Entscheidungsstichwort (Thema)

Tätigwerden des Anwalts des Berufungsgegners als Voraussetzung für die Entstehung der Verfahrensgebühr; Erstattungsfähigkeit bei fristwahrend eingelegter Berufung

 

Leitsatz (amtlich)

1. Die Entstehung der Verfahrensgebühr nach VV 3 201 für den Anwalt des Rechtsmittelgegners setzt nicht voraus, dass dieser sich bereits zum Verfahren bestellt.

2. Die Bitte an den erstinstanzlichen Bevollmächtigten des Rechtsmittelgegners, sich vorerst noch nicht beim Berufungsgericht zu bestellen, schließt die Erstattungsfähigkeit der durch die Beauftragung mit der Vertretung in der Rechtsmittelinstanz erwachsenen Verfahrensgebühr nach VV 3201 nicht aus.

3. In diesem Falle bedarf es auch keiner weiteren Glaubhaftmachung des Gebührenansatzes.

 

Normenkette

RVG-VV Nr. 3201; ZPO § 91 Abs. 1

 

Verfahrensgang

LG Berlin (Beschluss vom 27.12.2004; Aktenzeichen 23 O 219/01)

 

Tenor

Die sofortige Beschwerde wird auf Kosten der Beklagten zurückgewiesen.

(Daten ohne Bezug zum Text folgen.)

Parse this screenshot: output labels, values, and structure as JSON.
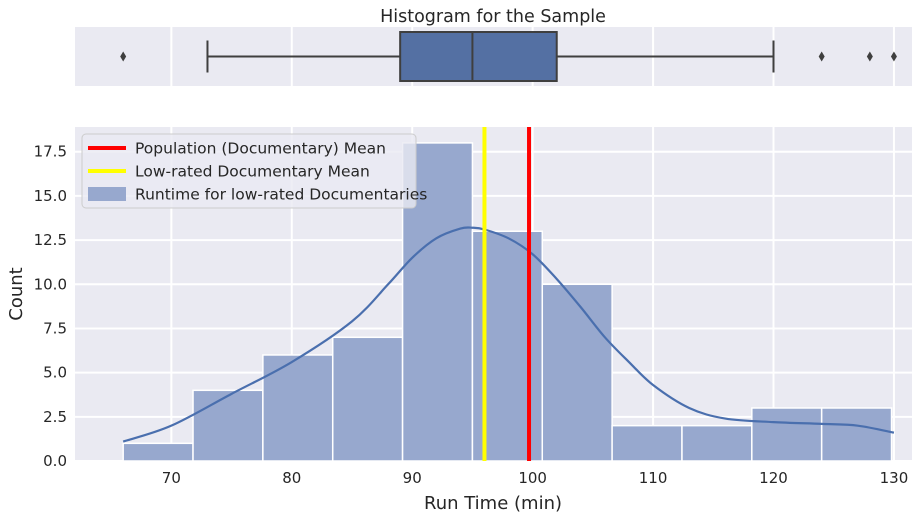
{
  "colors": {
    "panel_bg": "#EAEAF2",
    "grid": "#FFFFFF",
    "box_fill": "#5470A3",
    "box_line": "#3F3F3F",
    "hist_fill": "#97A8CE",
    "kde_line": "#4A6FAE",
    "pop_mean": "#FF0000",
    "sample_mean": "#FFFF00",
    "text": "#262626"
  },
  "chart_data": [
    {
      "type": "box",
      "title": "Histogram for the Sample",
      "xlim": [
        62,
        131.5
      ],
      "grid_x": [
        70,
        80,
        90,
        100,
        110,
        120,
        130
      ],
      "whisker_low": 73,
      "q1": 89,
      "median": 95,
      "q3": 102,
      "whisker_high": 120,
      "outliers": [
        66,
        124,
        128,
        130
      ]
    },
    {
      "type": "histogram",
      "xlabel": "Run Time (min)",
      "ylabel": "Count",
      "xlim": [
        62,
        131.5
      ],
      "ylim": [
        0,
        18.9
      ],
      "xticks": [
        70,
        80,
        90,
        100,
        110,
        120,
        130
      ],
      "yticks": [
        0.0,
        2.5,
        5.0,
        7.5,
        10.0,
        12.5,
        15.0,
        17.5
      ],
      "ytick_labels": [
        "0.0",
        "2.5",
        "5.0",
        "7.5",
        "10.0",
        "12.5",
        "15.0",
        "17.5"
      ],
      "bins": [
        {
          "x0": 66.0,
          "x1": 71.8,
          "count": 1
        },
        {
          "x0": 71.8,
          "x1": 77.6,
          "count": 4
        },
        {
          "x0": 77.6,
          "x1": 83.4,
          "count": 6
        },
        {
          "x0": 83.4,
          "x1": 89.2,
          "count": 7
        },
        {
          "x0": 89.2,
          "x1": 95.0,
          "count": 18
        },
        {
          "x0": 95.0,
          "x1": 100.8,
          "count": 13
        },
        {
          "x0": 100.8,
          "x1": 106.6,
          "count": 10
        },
        {
          "x0": 106.6,
          "x1": 112.4,
          "count": 2
        },
        {
          "x0": 112.4,
          "x1": 118.2,
          "count": 2
        },
        {
          "x0": 118.2,
          "x1": 124.0,
          "count": 3
        },
        {
          "x0": 124.0,
          "x1": 129.8,
          "count": 3
        }
      ],
      "kde": {
        "x": [
          66,
          70,
          75,
          80,
          85,
          88,
          90,
          92,
          94,
          95,
          96,
          98,
          100,
          102,
          104,
          106,
          108,
          110,
          113,
          116,
          120,
          124,
          127,
          130
        ],
        "y": [
          1.1,
          2.0,
          3.8,
          5.6,
          7.9,
          10.0,
          11.5,
          12.6,
          13.15,
          13.2,
          13.1,
          12.6,
          11.7,
          10.3,
          8.7,
          7.0,
          5.6,
          4.3,
          3.0,
          2.4,
          2.2,
          2.1,
          2.0,
          1.6
        ]
      },
      "vlines": [
        {
          "name": "Population (Documentary) Mean",
          "x": 99.7,
          "color": "#FF0000"
        },
        {
          "name": "Low-rated Documentary Mean",
          "x": 96.0,
          "color": "#FFFF00"
        }
      ],
      "legend": {
        "placement": "upper-left",
        "entries": [
          {
            "label": "Population (Documentary) Mean",
            "kind": "line",
            "color": "#FF0000"
          },
          {
            "label": "Low-rated Documentary Mean",
            "kind": "line",
            "color": "#FFFF00"
          },
          {
            "label": "Runtime for low-rated Documentaries",
            "kind": "patch",
            "color": "#97A8CE"
          }
        ]
      }
    }
  ]
}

Der Wert des Beschwerdegegenstandes beträgt bis 2.000 EUR.

 

Gründe

Das Rechtsmittel ist gem. § 11 Abs. 1 RPflG i.V.m. § 104 Abs. 3 S. 1 ZPO zulässig, hat jedoch in der Sache aus den im klägerischen Schriftsatz vom 20.1.2005 genannten Gründen keinen Erfolg. Ergänzend ist auszuführen:

1. Einer weiteren Glaubhaftmachung des Vortrages, der Klägervertreter habe den Auftrag gehabt, die Kläger auch in der Berufungsinstanz zu vertreten, bedurfte es nicht. Insbesondere bedurfte es eines Bestellschriftsatzes hierzu nicht. Der Klägervertreter entsprach insoweit der Bitte der Beklagtenvertreter, sich vorerst noch nicht beim KG zu bestellen.

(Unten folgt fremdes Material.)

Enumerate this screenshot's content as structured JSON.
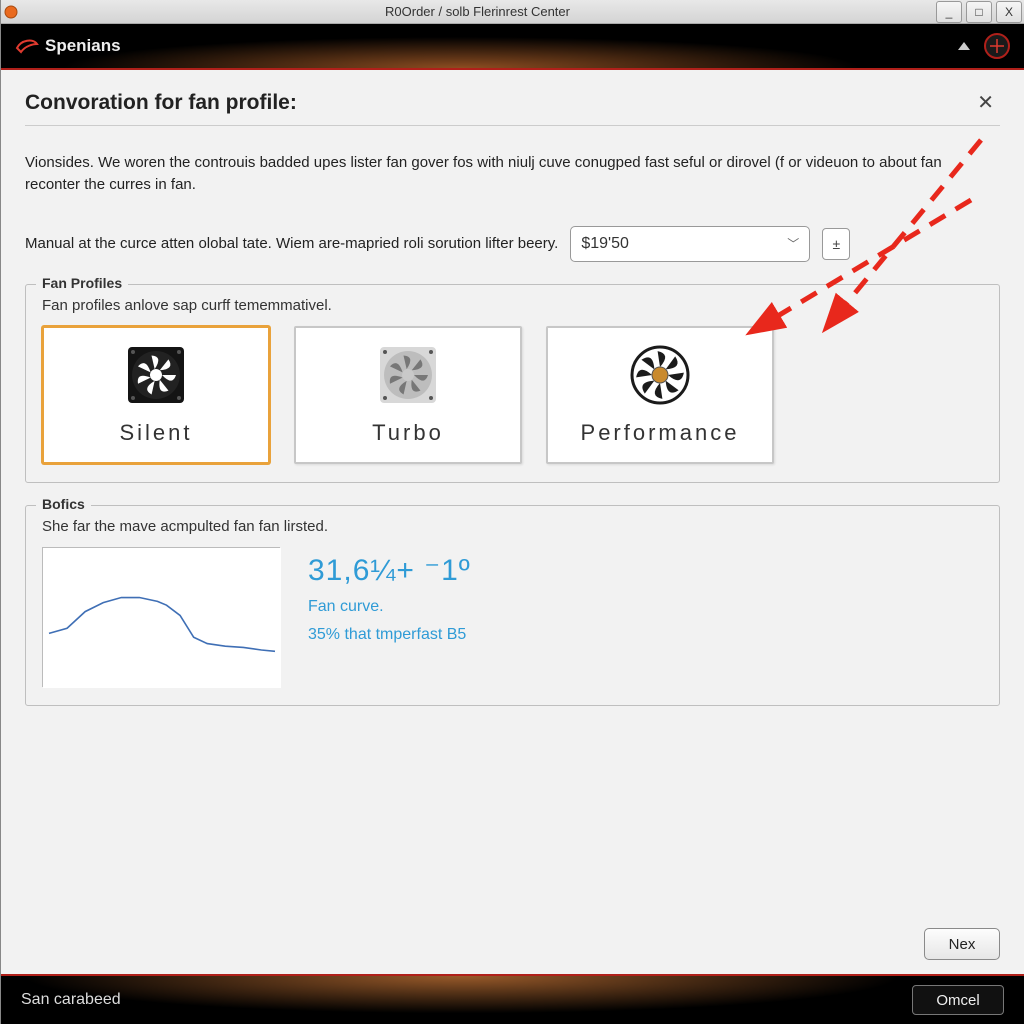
{
  "window": {
    "title": "R0Order / solb Flerinrest Center"
  },
  "brand": {
    "name": "Spenians",
    "logo_color": "#e03a2f"
  },
  "page": {
    "title": "Convoration for fan profile:",
    "intro": "Vionsides. We woren the controuis badded upes lister fan gover fos with niulj cuve conugped fast seful or dirovel (f or videuon to about fan reconter the curres in fan.",
    "select_label": "Manual at the curce atten olobal tate. Wiem are-mapried roli sorution lifter beery.",
    "select_value": "$19'50"
  },
  "profiles": {
    "legend": "Fan Profiles",
    "desc": "Fan profiles anlove sap curff tememmativel.",
    "items": [
      {
        "label": "Silent",
        "fan_color": "#141414",
        "hub_color": "#ffffff",
        "selected": true
      },
      {
        "label": "Turbo",
        "fan_color": "#8a8a8a",
        "hub_color": "#c9c9c9",
        "selected": false
      },
      {
        "label": "Performance",
        "fan_color": "#1b1b1b",
        "hub_color": "#c98a2e",
        "selected": false
      }
    ]
  },
  "bofics": {
    "legend": "Bofics",
    "desc": "She far the mave acmpulted fan fan lirsted.",
    "stat_big": "31,6¼+ ⁻1º",
    "stat_line1": "Fan curve.",
    "stat_line2": "35% that tmperfast B5",
    "chart": {
      "type": "line",
      "xlim": [
        0,
        100
      ],
      "ylim": [
        0,
        100
      ],
      "points": [
        [
          0,
          38
        ],
        [
          8,
          42
        ],
        [
          16,
          55
        ],
        [
          24,
          62
        ],
        [
          32,
          66
        ],
        [
          40,
          66
        ],
        [
          48,
          63
        ],
        [
          52,
          60
        ],
        [
          58,
          52
        ],
        [
          64,
          35
        ],
        [
          70,
          30
        ],
        [
          78,
          28
        ],
        [
          86,
          27
        ],
        [
          94,
          25
        ],
        [
          100,
          24
        ]
      ],
      "line_color": "#3f6fb5",
      "line_width": 1.6,
      "background_color": "#ffffff",
      "border_color": "#bbbbbb"
    }
  },
  "buttons": {
    "next": "Nex",
    "cancel": "Omcel"
  },
  "bottom": {
    "status": "San carabeed"
  },
  "annotation": {
    "arrow_color": "#e8281c"
  },
  "colors": {
    "accent_red": "#b0201a",
    "link_blue": "#2f9bd6",
    "panel_bg": "#f2f2f2"
  }
}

2. Die Gebühr nach VV 3201 erforderte ein Tätigwerden aufgrund des Auftrages, das jedoch nicht nach außen in Erscheinung treten musste und lediglich in der Entgegennahme des Auftrags und der Information bestehen konnte (Gerold/Schmidt/Müller/Rabe, RVG, VV 3200 Rz. 49). Soweit der Auftrag - wie offenbar im vorliegenden Fall - schon mit dem erstinstanzlichen Mandat zur gerichtlichen Geltendmachung der Klageforderung erteilt wurde, bedurfte es nach Zustellung der Berufungsschrift gem. § 172 Abs. 2 ZPO keiner besonderen Auftrags- oder Informationserteilung. Die mit der Empfangnahme der Rechtsmittelschrift und deren Weiterleitung an den Auftraggeber entfaltete Tätigkeit ist zwar mit der erstinstanzlichen Verfahrensgebühr nach VV 3100 abgegolten, § 19 Abs. 1 Nr. 9 RVG. Daraus folgt aber nicht, dass das Entstehen der weiteren Verfahrensgebühr nach VV 3201 eine zusätzliche Tätigkeit des beauftragten Rechtsanwalts erfordert, die in diesem Stadium des Verfahrens für den Vertreter des Rechtsmittelgegners auch nicht veranlasst ist.

3. Ein Stillhalteabkommen ist nicht geschlossen worden, so dass es auf die in diesem Falle geltenden erstattungsrechtlichen Grundsätze (Gerold/Schmidt/Müller/Rabe, RVG, VV 3200 Rz. 54-57) nicht ankommt. Zwar haben die Berufungskläger bei der fristwahrenden Einlegung der Berufung die Bitte an den Klägervertreter ausgesprochen, anwaltlich noch nicht im Berufungsverfahren tätig zu werden. Dies konnte aber keine rechtliche Verpflichtung für den Klägervertreter begründen, die Gebühr nach VV 3201 nicht geltend zu machen, und erst recht nicht für die Auftraggeber, insoweit keine Erstattung ihrer Kosten zu verlangen. Aus den Gründen zu 2) ist es für die Entstehung und Erstattungsfähigkeit der Gebühr nämlich nicht erforderlich, dass der Rechtsanwalt sich mit einem Meldeschriftsatz zum Verfahren bestellt.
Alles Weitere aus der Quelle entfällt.